Jak wiadomo, właściciel mieszkania musi od czasu do czasu coś w nim zrobić. Począwszy od pierdół typu ubezpieczenie murów i zawartości czy zakup i naprawa sprzętu AGD po grubsze afery typu wymiana pieca, malowanie czy od czasu do czasu naprawa instalacji sanitarnej czy wymiana stolarki okiennej.

Ile to będzie kosztować? Nie mam pojęcia ale w Internecie znalazłem że dość rozsądnym założeniem wydaje się być 1% wartości nieruchomości rocznie. Czyli masz mieszkanie warte 500k zł - odkładaj sobie na fundusz remontowy 1% jego wartości rocznie czyli 5000/12 = 416 zł miesięcznie. Dużo? Dużo. Ale zgadza się to z moimi doświadczeniami - zazwyczaj wydaje się że na remonty wydajemy dużo mniej aż przychodzi ten piękny rok kiedy trzeba zrobić coś dużego i wyparowuje za jednym zamachem 20k zł. Sam już miałem tą sytuację, mam nieruchomość i kiedyś zaczął mi mocno cieknąć dach, zalał kawałek ściany. Przyszła ekipa, naprawili dach, przy okazji kazałem odmalować mieszkanie - jebs, 22 000 zł. A gdzieś w zanadrzu mam perspektywę wymiany pieca gazowego który zbliża się już do 20 lat służby oraz wymianę drewnianych okien od których strasznie ciągnie zimą... Więc myślę że w perspektywie 30 lat taki 1% brzmi OK.

Wspomniałem w poprzednim wpisie że nie lubię zbytnio tego parametru - dlaczego? Bo w wypadku najmu przecież nikt charytatywnie dla nas nieruchomości nie utrzymuje - koszty jej utrzymania są przerzucane na lokatora w czynszu.
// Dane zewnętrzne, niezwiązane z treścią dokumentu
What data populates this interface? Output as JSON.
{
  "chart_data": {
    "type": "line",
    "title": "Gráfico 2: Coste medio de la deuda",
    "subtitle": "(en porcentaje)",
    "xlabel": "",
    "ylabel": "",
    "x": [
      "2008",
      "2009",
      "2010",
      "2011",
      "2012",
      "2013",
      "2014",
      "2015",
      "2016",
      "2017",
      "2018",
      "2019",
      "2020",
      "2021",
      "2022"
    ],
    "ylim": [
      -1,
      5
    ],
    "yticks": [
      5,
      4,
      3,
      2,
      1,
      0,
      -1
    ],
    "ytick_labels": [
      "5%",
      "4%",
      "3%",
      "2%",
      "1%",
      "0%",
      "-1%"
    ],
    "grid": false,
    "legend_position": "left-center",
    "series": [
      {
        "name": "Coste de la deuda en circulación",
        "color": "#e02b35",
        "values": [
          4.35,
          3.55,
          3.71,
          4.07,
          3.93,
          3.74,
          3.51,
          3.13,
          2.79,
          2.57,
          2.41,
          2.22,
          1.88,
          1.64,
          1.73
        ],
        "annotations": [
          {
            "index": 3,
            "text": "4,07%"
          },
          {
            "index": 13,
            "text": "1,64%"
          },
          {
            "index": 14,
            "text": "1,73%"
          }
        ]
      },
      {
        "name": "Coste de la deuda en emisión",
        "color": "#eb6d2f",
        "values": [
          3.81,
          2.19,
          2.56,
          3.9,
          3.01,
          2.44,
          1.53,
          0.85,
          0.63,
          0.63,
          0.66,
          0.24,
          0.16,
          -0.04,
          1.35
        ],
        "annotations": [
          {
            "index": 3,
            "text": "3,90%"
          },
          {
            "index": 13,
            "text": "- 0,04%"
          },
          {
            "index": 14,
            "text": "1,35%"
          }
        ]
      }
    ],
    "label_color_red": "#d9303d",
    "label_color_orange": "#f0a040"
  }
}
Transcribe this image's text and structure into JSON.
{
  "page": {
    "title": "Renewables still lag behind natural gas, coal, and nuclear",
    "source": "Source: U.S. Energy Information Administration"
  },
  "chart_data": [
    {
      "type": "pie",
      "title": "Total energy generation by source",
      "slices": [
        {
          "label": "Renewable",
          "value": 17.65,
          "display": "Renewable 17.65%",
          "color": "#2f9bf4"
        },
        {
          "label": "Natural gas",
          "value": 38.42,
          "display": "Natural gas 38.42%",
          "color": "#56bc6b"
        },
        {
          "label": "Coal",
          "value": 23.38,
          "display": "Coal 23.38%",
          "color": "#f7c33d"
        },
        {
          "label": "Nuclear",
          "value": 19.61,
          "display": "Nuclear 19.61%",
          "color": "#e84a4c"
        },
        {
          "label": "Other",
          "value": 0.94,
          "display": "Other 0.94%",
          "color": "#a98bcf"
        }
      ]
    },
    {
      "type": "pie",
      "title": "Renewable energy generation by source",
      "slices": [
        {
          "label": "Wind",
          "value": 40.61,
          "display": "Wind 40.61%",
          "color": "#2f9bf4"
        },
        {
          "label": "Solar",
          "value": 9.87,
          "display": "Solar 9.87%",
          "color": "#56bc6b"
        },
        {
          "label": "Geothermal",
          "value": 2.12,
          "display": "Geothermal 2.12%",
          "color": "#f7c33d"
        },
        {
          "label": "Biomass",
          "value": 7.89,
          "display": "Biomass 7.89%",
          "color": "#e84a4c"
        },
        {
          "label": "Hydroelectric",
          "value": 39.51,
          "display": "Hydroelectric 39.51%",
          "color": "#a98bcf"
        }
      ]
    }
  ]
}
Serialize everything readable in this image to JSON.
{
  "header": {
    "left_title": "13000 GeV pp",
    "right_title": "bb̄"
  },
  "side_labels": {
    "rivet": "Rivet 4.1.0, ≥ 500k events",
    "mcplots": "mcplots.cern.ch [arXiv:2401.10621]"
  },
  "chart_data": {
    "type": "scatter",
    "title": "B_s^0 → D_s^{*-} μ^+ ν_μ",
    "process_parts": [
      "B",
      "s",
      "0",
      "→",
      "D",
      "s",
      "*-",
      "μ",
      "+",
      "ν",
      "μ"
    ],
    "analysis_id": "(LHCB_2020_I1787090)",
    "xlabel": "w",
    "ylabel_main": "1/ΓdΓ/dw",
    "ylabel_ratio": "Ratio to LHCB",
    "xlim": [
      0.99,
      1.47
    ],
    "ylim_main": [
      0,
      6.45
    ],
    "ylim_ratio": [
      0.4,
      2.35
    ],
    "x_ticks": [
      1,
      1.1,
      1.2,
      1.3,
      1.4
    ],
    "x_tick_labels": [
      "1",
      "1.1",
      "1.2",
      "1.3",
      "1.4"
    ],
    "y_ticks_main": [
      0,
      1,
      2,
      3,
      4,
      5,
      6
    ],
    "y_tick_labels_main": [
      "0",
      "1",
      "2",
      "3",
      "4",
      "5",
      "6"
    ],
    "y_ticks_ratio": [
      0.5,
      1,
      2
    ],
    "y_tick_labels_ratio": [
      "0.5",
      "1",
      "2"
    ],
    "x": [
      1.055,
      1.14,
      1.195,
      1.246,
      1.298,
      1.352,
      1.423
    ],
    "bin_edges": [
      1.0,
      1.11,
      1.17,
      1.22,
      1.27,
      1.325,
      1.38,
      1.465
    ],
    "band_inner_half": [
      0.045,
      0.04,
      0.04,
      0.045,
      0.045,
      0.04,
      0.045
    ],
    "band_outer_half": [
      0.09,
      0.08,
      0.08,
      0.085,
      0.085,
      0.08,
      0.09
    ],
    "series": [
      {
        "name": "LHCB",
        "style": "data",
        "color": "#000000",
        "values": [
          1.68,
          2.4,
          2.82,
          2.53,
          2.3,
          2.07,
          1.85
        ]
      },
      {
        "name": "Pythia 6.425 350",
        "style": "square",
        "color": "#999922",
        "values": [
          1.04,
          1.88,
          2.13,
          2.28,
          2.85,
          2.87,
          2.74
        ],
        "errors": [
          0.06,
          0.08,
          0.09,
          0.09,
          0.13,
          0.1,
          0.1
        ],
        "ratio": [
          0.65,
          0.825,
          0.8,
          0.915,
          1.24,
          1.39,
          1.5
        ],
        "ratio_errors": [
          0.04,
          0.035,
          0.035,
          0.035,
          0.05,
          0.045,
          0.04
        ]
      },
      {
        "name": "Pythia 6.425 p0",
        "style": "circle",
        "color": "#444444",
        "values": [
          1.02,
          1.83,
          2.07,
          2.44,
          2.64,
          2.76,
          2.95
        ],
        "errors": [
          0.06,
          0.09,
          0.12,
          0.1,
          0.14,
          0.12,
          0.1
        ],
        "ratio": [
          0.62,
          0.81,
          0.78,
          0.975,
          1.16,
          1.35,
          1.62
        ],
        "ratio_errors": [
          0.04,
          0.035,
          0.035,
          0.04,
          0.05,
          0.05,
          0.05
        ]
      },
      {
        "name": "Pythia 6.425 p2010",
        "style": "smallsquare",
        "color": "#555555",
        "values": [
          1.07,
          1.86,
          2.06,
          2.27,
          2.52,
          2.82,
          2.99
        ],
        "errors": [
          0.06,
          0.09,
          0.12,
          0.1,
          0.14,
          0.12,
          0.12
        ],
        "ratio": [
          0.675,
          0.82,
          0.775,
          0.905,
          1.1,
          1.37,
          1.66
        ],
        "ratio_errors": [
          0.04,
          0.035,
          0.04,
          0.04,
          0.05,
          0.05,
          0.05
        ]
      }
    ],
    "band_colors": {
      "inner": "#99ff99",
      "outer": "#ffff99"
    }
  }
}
Więc jak zaczynamy uwzględniać koszt utrzymania nieruchomości to nie jestem pewien czy nie powinniśmy jednocześnie zwiększyć czynszu najmu - obecnie w arkuszu zakładam 4.5% wartości nieruchomości rocznie brutto - to trochę mało, po odliczeniu podatku i kosztów utrzymania nieruchomości równych 1% właścicielowi zostaje raptem 3% netto zysku... Ale trudno, będę trzymał się oryginalnych założeń, wydaje mi się że 4.5% wartości nieruchomości brzmi sensownie, jak komuś jest mało to po ostatnim wpisie podzielę się arkuszem, poustawiacie sobie parametry do woli.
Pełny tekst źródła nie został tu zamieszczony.